Thyroid Testing

Your doctor may have told you that labs are needed to assess your thyroid’s health. On the lab request form, you may notice a jumble of letters and numbers that you don’t understand. What do these all mean, and what is your doctor looking for specifically? If you are going to give blood, you really should know why.

Here is a brief explanation of what each thyroid test measures, why they need to be checked and what the ranges are to ensure your thyroid is functioning optimally.

TSH – Thyroid Stimulating Hormone

The hypothalamus is responsible for regulating automatic triggers for things like hunger, thirst, sleep, hormones and body temperature. It also monitors the level of thyroid hormones in your bloodstream. If it finds that your levels are lower than needed, it will send out a Thyroid Releasing Hormone, (TRH) to the pituitary gland.

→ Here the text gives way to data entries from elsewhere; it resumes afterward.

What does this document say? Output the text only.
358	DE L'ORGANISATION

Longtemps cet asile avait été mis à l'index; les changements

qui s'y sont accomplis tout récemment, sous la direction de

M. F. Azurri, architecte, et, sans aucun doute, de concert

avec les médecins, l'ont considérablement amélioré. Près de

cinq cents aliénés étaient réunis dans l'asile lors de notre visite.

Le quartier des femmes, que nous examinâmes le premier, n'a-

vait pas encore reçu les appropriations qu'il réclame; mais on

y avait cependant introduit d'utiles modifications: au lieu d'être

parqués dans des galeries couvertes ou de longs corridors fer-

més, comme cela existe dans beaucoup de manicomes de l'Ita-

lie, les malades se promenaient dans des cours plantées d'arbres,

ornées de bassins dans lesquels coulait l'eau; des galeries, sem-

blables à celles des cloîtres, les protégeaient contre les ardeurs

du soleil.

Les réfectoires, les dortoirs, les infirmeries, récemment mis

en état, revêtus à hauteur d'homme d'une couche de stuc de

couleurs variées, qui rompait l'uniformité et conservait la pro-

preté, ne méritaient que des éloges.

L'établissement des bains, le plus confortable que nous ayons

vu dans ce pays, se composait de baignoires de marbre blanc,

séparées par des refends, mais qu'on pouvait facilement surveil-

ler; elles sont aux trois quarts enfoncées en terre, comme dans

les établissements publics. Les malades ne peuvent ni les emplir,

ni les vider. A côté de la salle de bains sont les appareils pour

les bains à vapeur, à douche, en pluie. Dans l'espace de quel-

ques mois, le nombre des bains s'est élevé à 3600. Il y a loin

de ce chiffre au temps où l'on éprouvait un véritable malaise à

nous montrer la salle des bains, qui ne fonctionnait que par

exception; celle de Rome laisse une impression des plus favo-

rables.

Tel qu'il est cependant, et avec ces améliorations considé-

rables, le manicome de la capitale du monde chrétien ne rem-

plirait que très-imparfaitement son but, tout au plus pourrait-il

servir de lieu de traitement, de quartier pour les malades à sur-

Then the pituitary gland releases the Thyroid Stimulating Hormone (TSH) that produces more thyroid hormones (T4’s).

  • If it’s too high, you may not be producing enough thyroid hormones. This would make you hypothyroid
  • If it’s too low, you are over-producing thyroid hormones and are hyperthyroid.
  • If the TSH levels fall within the normal range, you may not have thyroid dysfunction, but normal does not always mean optimal.

 

T4 Hormone

The T4 is circulated throughout the bloodstream and is stored in tissues so that it’s available when needed.

  • If it’s too high, it indicates an overactive thyroid or hyperthyroidism
  • If it’s too low, it indicates an underactive thyroid or hypothyroidism

 

Free T3 Hormone

Your body converts stored T4 hormones into Free T3, which is the active form of the hormone. These hormones attach to receptors inside of your cells to power your metabolic processes.

  • If it’s too high, your thyroid is overactive or hyperthyroidism
  • If it’s too low, you aren’t converting T4 to FT3 properly and probably are hypothyroid. It’s the most common causes of low thyroid or hypothyroidism.

 

Reverse T3 Hormone

Your body uses some of of the T4 to create Reverse T3 (RT3), an inactive form of thyroid hormone. It is needed to slow down your metabolic processes.

  • If it’s too high, you are converting too much T4 to RT3 and not enough to FT3, which can cause hypothyroid symptoms.

It’s important to know your thyroid condition to determine if you have an autoimmune disease. This disease can be treated and reversed by targeting underlying causes like leaky gut, toxicity, infections and stress.

 

The Thyroid antibody

 

The Thyroid peroxidase antibody (TPO) is the most common test for autoimmune thyroid disease. It detects Graves’ disease or Hashimoto thyroiditis. If your antibodies are elevated your immune system is attacking your thyroid and you have autoimmune thyroid disease.

Women are more likely than men to have low thyroid hormone levels. Many people with hypothyroidism or subclinical hypothyroidism aren’t aware anything is wrong because they haven’t been tested.

Thyroid blood tests are generally straightforward and accurate, but there are some factors that can affect your results.

  • Fasting – Studies show thyroid blood tests taken after overnight fasting translate to higher TSH levels compared to those taken later in the day with no fasting. A diagnosis of hypothyroidism may be missed if you get your blood test when your TSH value is at its lowest of the day due to a non-fasting afternoon blood draw.
  • Lifestyle – Stress, lack of sleep, dieting, and different times of the menstrual cycle may impact thyroid test results.
  • Medications – Certain medications can cause thyroid dysfunction by interfering with the body’s thyroid hormone levels.
  • Pregnancy – Thyroid hormone levels change during pregnancy. In fact, the normal reference ranges can change throughout pregnancy.

 

It’s important to follow your doctors’ instructions and to be consistent about your thyroid tests to get the most accurate results.